I'm comin' up hearts
A few weeks ago I came across an ad for cattle supplies, and it made me think about the things I missed out in and never had the chance to do.
Riding on my horse, sittin' in the saddle. That made me think about my ex-wife and made me realize how broke in that saddle felt, which I took for granted as the suppleness of newness. Youth wasted on the young, but that made me think of my prior ex-wife and the child she bore while married to me...and the questions of my family tree having African-American relatives somewhere amidst it's upper branches...or were those roots she was referring to?
Ironically in a twist of fate, said first ex-wife made contact with me and broke the truth to me, that I was not in fact her child's father...amidst much beating around the bush and pussyfooting of sorts.
Aghast at her comment, I made it perfectly clear the practicality of me being the said now young adult woman's father! Our marriage, our few nights of Shrangrala while in military training, and never the question of her having lived with another man while married to me and pregnant by another ever being a position the military took at the time.

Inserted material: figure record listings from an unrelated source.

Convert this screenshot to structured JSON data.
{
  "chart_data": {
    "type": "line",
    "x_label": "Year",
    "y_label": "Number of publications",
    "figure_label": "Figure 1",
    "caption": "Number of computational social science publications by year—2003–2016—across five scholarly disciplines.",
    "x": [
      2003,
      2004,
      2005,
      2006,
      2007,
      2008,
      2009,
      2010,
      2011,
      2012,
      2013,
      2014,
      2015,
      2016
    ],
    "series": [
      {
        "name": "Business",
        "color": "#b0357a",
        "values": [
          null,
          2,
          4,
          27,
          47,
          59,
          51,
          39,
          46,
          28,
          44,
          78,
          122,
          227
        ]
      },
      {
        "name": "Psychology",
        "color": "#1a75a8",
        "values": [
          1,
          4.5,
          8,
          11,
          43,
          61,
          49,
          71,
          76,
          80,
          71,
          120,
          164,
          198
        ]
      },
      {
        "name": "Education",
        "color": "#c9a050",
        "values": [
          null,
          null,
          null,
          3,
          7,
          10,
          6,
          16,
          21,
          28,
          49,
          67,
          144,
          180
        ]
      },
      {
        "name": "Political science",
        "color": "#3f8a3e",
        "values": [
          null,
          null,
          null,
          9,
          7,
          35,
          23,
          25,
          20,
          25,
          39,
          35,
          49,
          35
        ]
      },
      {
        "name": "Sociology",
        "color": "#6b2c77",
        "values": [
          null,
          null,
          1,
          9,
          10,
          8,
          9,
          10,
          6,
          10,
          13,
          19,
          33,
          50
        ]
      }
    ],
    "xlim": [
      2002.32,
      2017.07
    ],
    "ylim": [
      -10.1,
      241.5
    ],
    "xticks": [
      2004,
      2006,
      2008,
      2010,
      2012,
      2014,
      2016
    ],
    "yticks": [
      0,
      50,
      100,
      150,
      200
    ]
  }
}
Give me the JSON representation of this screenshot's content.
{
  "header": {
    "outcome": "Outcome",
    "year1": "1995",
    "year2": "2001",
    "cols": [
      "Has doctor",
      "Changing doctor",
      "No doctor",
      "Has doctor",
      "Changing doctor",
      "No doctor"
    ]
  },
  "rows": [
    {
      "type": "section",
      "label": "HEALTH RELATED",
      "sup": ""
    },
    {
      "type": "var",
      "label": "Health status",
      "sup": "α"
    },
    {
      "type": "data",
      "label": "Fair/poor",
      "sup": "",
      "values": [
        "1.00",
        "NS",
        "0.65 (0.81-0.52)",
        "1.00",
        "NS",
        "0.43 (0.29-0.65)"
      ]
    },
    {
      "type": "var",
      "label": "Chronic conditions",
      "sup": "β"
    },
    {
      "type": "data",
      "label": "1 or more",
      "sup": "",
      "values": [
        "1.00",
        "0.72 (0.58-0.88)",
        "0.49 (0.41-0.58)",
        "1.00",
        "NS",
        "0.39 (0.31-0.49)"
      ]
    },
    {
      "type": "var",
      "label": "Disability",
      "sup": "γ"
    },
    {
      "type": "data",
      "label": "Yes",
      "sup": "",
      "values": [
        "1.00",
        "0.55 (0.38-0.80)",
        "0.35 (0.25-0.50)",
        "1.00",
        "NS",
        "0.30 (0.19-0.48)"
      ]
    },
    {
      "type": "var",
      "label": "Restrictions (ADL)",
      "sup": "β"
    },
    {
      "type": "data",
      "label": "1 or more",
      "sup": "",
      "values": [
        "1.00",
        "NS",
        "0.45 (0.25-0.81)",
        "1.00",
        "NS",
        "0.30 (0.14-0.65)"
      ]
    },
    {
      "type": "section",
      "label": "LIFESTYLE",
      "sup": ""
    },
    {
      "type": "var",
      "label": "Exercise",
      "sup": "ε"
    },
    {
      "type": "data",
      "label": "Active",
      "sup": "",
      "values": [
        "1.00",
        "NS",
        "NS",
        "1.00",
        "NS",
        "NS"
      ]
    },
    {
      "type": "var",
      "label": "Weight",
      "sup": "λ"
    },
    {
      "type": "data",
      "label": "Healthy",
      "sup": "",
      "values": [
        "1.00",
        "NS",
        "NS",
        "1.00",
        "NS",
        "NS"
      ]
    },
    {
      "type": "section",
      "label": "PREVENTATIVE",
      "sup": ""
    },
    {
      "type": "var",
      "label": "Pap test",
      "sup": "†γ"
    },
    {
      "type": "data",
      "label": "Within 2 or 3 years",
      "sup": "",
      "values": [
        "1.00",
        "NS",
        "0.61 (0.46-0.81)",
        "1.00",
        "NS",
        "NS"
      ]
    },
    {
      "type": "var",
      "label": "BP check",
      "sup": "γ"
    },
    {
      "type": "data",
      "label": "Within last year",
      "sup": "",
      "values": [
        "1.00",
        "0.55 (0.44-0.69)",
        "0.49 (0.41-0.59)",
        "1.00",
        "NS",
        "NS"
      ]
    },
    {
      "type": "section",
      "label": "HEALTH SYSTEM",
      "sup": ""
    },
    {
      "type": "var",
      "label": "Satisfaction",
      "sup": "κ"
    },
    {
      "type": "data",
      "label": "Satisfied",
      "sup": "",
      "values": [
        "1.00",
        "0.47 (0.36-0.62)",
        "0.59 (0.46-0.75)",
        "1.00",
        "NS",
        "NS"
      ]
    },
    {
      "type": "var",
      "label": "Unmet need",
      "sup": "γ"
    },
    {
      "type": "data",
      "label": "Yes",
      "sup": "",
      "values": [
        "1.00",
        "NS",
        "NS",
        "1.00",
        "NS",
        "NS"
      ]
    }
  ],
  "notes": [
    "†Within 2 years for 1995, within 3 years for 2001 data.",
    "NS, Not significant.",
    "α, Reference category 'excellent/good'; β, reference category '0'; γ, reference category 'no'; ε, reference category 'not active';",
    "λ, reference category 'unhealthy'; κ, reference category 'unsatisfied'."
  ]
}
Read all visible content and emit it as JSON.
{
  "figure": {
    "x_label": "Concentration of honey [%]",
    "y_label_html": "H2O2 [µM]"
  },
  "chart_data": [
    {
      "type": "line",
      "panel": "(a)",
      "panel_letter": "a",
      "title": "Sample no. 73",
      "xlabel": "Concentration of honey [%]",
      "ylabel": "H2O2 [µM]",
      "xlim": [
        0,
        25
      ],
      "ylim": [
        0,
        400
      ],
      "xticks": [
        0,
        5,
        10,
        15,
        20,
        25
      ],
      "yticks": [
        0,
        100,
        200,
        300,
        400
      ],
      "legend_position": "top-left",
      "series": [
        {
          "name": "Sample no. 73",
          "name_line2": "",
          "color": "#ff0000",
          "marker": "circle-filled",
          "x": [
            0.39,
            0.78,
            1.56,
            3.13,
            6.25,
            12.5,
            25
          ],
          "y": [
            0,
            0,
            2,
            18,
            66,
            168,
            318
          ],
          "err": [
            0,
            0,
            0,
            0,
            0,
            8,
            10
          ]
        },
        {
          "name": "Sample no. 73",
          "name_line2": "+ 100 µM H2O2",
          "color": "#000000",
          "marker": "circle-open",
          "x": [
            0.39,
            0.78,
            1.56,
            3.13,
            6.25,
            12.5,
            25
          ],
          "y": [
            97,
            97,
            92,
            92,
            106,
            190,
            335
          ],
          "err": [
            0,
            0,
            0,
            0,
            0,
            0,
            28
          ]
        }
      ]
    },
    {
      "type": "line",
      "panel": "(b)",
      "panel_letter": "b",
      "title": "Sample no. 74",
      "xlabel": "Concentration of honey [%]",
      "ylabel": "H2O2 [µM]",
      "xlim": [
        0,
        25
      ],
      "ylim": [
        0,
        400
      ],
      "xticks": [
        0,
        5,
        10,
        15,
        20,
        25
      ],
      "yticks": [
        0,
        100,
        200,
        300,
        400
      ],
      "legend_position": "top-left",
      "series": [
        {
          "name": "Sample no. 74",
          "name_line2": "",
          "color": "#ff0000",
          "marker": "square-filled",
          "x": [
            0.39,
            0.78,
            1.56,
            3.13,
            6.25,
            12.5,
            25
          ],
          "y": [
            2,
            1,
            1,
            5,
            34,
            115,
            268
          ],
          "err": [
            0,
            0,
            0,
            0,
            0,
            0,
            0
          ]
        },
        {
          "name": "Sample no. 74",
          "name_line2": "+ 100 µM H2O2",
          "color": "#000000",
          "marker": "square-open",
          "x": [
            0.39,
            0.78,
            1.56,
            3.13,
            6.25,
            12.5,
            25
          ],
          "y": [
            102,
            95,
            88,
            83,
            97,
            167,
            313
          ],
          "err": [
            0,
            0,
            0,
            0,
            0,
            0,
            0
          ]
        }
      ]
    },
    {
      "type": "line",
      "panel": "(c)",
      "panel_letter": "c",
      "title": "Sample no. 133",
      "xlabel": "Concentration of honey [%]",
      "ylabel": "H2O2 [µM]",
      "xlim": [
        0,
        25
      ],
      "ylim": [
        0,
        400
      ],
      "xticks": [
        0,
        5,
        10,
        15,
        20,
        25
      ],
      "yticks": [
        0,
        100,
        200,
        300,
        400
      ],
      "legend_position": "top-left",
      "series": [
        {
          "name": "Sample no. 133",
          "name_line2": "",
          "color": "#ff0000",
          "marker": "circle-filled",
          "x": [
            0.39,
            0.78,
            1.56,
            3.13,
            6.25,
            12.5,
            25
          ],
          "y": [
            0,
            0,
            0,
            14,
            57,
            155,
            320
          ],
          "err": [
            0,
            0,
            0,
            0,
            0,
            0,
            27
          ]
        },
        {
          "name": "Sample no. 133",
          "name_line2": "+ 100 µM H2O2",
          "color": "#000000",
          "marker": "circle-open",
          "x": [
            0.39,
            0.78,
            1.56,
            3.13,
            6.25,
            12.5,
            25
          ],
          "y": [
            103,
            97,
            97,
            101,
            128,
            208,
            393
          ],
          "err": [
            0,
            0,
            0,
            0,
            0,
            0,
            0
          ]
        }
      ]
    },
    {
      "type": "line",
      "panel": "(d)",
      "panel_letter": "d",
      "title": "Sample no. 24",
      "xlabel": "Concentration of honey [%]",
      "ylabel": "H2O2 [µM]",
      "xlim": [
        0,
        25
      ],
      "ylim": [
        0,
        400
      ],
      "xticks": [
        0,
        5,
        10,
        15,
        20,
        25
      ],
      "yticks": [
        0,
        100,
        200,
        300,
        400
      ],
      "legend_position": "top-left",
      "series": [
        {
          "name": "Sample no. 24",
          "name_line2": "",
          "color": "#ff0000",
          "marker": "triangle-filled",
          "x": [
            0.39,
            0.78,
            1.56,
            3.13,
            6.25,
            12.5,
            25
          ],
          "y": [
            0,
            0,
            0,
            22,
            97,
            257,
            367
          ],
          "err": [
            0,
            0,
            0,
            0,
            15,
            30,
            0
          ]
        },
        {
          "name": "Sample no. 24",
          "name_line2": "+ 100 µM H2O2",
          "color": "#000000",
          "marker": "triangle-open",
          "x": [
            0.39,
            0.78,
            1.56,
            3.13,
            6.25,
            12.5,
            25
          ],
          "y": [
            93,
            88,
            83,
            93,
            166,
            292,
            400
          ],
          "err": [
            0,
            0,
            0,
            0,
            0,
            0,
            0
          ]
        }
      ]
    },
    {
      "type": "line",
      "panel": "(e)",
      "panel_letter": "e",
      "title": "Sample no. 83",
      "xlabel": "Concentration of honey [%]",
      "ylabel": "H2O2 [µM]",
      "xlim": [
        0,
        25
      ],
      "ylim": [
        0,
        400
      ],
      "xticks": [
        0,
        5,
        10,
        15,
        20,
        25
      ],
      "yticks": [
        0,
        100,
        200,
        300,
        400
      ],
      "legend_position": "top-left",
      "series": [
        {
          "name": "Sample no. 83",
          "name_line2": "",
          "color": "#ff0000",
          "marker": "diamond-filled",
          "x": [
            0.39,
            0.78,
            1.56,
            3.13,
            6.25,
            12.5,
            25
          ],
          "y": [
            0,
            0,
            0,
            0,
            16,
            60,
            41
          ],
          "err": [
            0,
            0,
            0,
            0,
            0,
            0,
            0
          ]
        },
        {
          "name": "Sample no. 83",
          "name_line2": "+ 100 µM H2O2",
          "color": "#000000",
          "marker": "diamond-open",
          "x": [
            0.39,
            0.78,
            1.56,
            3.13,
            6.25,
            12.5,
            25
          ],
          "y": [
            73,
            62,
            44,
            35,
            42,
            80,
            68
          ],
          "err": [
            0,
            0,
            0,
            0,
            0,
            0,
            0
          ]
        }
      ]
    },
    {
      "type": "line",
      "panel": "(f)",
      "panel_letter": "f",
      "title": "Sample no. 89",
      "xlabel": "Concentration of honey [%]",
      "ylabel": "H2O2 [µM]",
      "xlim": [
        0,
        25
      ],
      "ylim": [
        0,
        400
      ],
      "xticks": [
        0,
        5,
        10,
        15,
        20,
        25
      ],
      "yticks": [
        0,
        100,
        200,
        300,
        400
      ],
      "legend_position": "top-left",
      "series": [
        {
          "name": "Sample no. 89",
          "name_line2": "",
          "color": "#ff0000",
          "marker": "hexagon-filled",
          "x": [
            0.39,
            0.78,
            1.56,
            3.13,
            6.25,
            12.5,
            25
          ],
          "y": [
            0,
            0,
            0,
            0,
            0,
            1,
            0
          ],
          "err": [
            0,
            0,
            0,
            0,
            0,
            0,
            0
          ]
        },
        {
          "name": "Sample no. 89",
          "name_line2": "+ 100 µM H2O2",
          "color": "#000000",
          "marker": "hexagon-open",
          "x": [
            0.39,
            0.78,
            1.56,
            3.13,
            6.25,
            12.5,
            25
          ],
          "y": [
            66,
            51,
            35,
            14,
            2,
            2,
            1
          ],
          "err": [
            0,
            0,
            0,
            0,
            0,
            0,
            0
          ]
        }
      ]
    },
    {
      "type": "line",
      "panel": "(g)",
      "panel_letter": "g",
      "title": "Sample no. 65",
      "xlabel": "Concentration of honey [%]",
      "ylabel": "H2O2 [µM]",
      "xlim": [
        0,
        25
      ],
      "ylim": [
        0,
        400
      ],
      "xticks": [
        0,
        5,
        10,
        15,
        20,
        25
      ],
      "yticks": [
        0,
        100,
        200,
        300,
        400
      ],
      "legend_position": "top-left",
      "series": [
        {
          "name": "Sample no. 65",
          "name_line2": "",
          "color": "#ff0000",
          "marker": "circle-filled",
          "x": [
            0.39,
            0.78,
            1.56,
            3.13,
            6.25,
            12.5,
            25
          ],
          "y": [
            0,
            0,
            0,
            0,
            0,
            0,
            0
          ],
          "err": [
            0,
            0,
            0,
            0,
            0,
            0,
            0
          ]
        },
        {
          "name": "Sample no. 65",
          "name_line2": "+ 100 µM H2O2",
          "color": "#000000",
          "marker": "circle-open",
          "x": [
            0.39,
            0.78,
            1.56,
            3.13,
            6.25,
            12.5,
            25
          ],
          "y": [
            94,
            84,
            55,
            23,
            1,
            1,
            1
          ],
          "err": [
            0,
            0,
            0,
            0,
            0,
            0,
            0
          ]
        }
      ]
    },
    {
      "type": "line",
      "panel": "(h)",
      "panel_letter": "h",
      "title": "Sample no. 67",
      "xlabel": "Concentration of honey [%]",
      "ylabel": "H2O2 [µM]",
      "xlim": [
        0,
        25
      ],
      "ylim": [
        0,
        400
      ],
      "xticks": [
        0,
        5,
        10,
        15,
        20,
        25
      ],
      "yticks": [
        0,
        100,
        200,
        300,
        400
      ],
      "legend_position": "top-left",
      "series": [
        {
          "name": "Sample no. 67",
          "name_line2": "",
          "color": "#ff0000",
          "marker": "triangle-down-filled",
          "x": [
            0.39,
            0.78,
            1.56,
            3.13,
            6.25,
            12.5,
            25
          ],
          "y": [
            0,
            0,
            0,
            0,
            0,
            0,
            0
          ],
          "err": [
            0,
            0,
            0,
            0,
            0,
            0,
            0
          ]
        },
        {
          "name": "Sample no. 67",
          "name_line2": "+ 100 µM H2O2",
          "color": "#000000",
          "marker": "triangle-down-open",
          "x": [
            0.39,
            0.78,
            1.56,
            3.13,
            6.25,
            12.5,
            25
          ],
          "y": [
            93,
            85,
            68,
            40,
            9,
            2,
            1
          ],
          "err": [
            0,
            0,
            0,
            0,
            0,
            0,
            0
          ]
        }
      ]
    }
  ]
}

And that's when I made it clear to her that after having found my own biological father after her statement some 22 years prior, I could offer her the following:
"After careful deduction and investigation, I have come to the following conclusion. You my dear, are black".
And so no further contact with her, requests for support, or demands for paternity testing to date. Which brings me to the final conclusion...the best thing about dating street people is you can drop them off anywhere after you're done.
But if you're gonna be free of an ex-wife's bogus power trip, sometimes ya just gotta call a spade a spade.